Para ilmuwan di bidang ini telah meletakkan dasar kimia, setelah melalui proses penelitian, yang menjadi dasar pembagian golongan darah manusia menjadi empat golongan yang terkenal: A, B, AB, dan O. Mereka menemukan bahan Antigens di permukaan sel-sel darah merah dan bahan penyeimbang bagi Antigens, yaitu Antibodies di plasma darah.

Penjelasannya begini:
orang dengan golongan darah A, Antigensnya A dan Antibodinya B, susunan genetikanya adalah AA (murni) atau AO (hibrid).
Orang dengan golongan darah B, Antigensnya B dan Antibodinya B, susunan genetikanya adalah BB (murni) atau BO (hibrid).
Orang dengan golongan darah AB, Antigensnya AB, susunan genetikanya adalah AB.
Orang dengan golongan darah O, Antibodinya AB, susunan genetikanya adalah OO.
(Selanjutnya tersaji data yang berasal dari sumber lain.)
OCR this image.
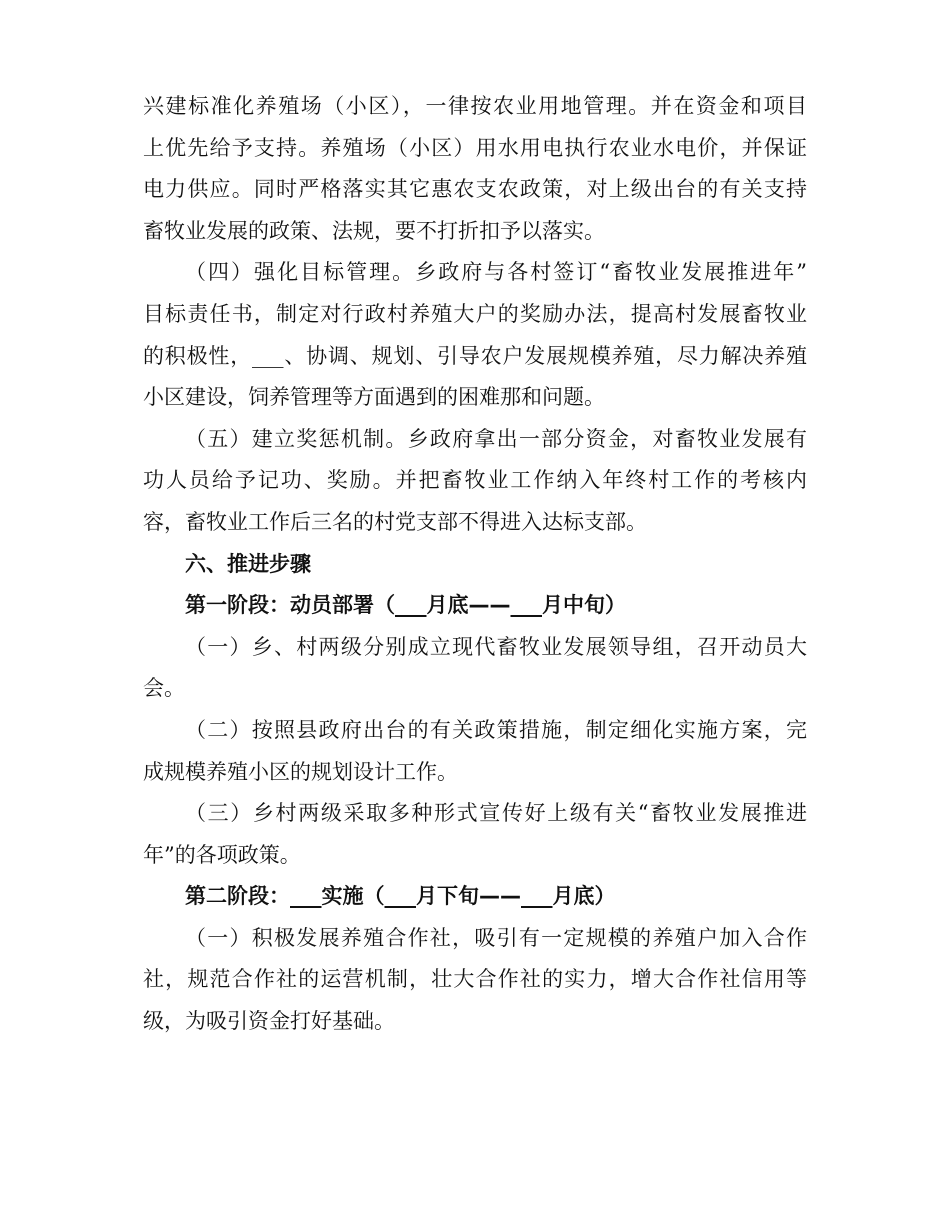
兴建标准化养殖场（小区），一律按农业用地管理。并在资金和项目
上优先给予支持。养殖场（小区）用水用电执行农业水电价，并保证
电力供应。同时严格落实其它惠农支农政策，对上级出台的有关支持
畜牧业发展的政策、法规，要不打折扣予以落实。
（四）强化目标管理。乡政府与各村签订“畜牧业发展推进年”
目标责任书，制定对行政村养殖大户的奖励办法，提高村发展畜牧业
的积极性，___、协调、规划、引导农户发展规模养殖，尽力解决养殖
小区建设，饲养管理等方面遇到的困难那和问题。
（五）建立奖惩机制。乡政府拿出一部分资金，对畜牧业发展有
功人员给予记功、奖励。并把畜牧业工作纳入年终村工作的考核内
容，畜牧业工作后三名的村党支部不得进入达标支部。
六、推进步骤
第一阶段：动员部署（___月底——___月中旬）
（一）乡、村两级分别成立现代畜牧业发展领导组，召开动员大
会。
（二）按照县政府出台的有关政策措施，制定细化实施方案，完
成规模养殖小区的规划设计工作。
（三）乡村两级采取多种形式宣传好上级有关“畜牧业发展推进
年”的各项政策。
第二阶段：___实施（___月下旬——___月底）
（一）积极发展养殖合作社，吸引有一定规模的养殖户加入合作
社，规范合作社的运营机制，壮大合作社的实力，增大合作社信用等
级，为吸引资金打好基础。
Hubungan Golongan Darah dengan Nasab

A- Golongan darah anak, bapak dan ibu dipastikan, termasuk susunan genetik yang dikandung oleh masing-masing golongan.

B- Susunan genetik dari golongan darah anak dibandingkan dengan golongan darah bapak.

Jika ada kemungkinan kesamaan salah satu gen golongan darah bapak dalam susunan gen dengan golongan darah anak, maka ada kemungkinan anak itu adalah anak bapak tersebut, hanya sebatas kemungkinan, hal ini karena pemilik golongan ini tidak hanya satu orang saja.

Jika persamaan di antara susunan genetik bagi bapak dengan susunan genetik bagi golongan darah anak tidak mungkin, maka dalam kondisi ini anak bukan anak bapak, secara pasti. Misalnya, jika golongan darah anak adalah O sedangkan golongan darah bapak adalah AB, maka dalam kondisi ini anak bukan anak bapak secara pasti karena gen O yang kedua milik anak tidak dimiliki oleh bapak.

Alhasil, jika golongan darah di antara dua orang berbeda maka keduanya tidak memiliki hubungan bapak anak dan jika golongan darah di antara dua orang sama maka keduanya mungkin memiliki hubungan bapak anak, namun tidak pasti karena kesamaan golongan darah terjadi pada banyak orang, maka diperlukan sarana lainnya untuk mengetahui hubungan di antara keduanya. Wallahu a’lam.

Dari al-Qadha` bi al-Qara`in al-Mu’ashirah karya Dr. Ibrahim bin Nashir al-Hamud, Guru Besar di Ma’had al-Ali lil Qadha` Riyadh, di ambil dari Web. Al-Islam al-Yaum.